In last week’s post I talked about embracing ambiguity and complexity as your allies in hyper-growth sales as they discourage the majority of salespeople to go where you are heading - as a trailblazer!


Trailblazers lead the way. They believe in the existence of a place nobody has been to yet. They know that getting there will be hard, even risky. There are going to be no roads, bridges and shelters they can use. They are on their own.


Some attempts will fail, get them into a dead end so they will have to go back and explore other routes. They accept this as part of the venture.


Many will question the existence of their destination, call them crazy for trying to get there without knowing exactly how. They will attack the plan for its instable assumptions and the resulting high risks. They will propose management to better expand the existing house rather than going for building a new one in the promised land.


Being a trailblazer doesn’t mean to be a gambler, taking any risk as it appears. Being a trailblazer in selling disruptive innovations means to have a plan, to be conscious of the risks and know how to mitigate them. It means to be flexible and quickly adapt to new situations rather than just blindly follow a process.

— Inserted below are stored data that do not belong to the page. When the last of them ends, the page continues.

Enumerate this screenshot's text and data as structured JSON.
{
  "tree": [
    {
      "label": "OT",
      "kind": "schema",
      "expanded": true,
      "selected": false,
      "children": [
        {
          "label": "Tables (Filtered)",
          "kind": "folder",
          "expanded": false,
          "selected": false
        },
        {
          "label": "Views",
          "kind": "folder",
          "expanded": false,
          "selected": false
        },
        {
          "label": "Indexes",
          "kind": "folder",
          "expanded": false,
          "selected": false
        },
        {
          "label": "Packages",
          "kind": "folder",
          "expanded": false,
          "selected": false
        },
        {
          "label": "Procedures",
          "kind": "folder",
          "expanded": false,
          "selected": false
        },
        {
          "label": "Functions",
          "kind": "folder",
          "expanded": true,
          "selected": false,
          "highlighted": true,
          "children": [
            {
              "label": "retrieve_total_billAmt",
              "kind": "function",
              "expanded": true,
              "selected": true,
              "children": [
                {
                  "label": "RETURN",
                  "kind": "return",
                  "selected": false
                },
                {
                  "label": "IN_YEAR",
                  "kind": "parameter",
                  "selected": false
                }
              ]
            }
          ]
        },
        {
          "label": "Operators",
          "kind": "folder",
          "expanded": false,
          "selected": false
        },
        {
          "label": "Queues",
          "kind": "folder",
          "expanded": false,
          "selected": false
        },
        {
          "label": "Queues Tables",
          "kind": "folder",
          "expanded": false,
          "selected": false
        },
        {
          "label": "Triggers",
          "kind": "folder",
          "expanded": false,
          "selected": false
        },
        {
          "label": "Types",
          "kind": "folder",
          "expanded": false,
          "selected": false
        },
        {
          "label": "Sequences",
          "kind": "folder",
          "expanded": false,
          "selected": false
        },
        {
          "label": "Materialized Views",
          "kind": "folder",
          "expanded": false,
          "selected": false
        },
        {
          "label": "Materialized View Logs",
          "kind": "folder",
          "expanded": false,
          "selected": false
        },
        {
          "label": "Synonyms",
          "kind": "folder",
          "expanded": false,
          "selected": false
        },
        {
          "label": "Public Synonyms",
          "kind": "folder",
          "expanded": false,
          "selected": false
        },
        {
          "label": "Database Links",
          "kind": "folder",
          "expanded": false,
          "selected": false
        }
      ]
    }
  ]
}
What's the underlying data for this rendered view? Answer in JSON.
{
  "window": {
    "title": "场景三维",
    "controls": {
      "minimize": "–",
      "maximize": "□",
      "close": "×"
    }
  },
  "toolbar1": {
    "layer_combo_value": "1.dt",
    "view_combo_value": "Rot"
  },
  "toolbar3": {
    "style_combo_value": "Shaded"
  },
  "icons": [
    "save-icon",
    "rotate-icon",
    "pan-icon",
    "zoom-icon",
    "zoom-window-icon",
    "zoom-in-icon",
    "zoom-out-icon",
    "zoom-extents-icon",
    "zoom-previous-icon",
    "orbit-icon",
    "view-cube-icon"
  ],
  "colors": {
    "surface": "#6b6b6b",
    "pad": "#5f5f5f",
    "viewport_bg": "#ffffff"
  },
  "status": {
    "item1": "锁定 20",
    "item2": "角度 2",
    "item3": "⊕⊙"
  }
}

It also means to build a team. A single person can be easily overwhelmed by obstacles, a team will have a much better chance of successfully dealing with them. Team members have different core competencies, and different situations will need them in different combinations.


A team will also make better decisions by looking at issues from different angles. Some members will be more risk-averse than others, cautioning on the unknowns and thus helping to improve the plan.


There is one thing a trailblazer team must agree on unanimously, though: the common goal, the destination the trail is heading to. Getting there must be the outcome every team member feels ownership for.


To build the team you need to talk about your plan, share it with others. Invite everybody to join you, but make sure they understand the risks and want to be a contributor.


Stay away from people who just want to join the party because it sounds great: they will be the first to leave when things get rough.


Pick people with abundant growth potential, even though they still lack experience as this is what they will gain together with you quickly anyway.


And lastly: Don’t ask for permission, just go. Either you’ll find a trail and become a hero, or you’ll have to find another opportunity for hyper-growth sales somewhere else.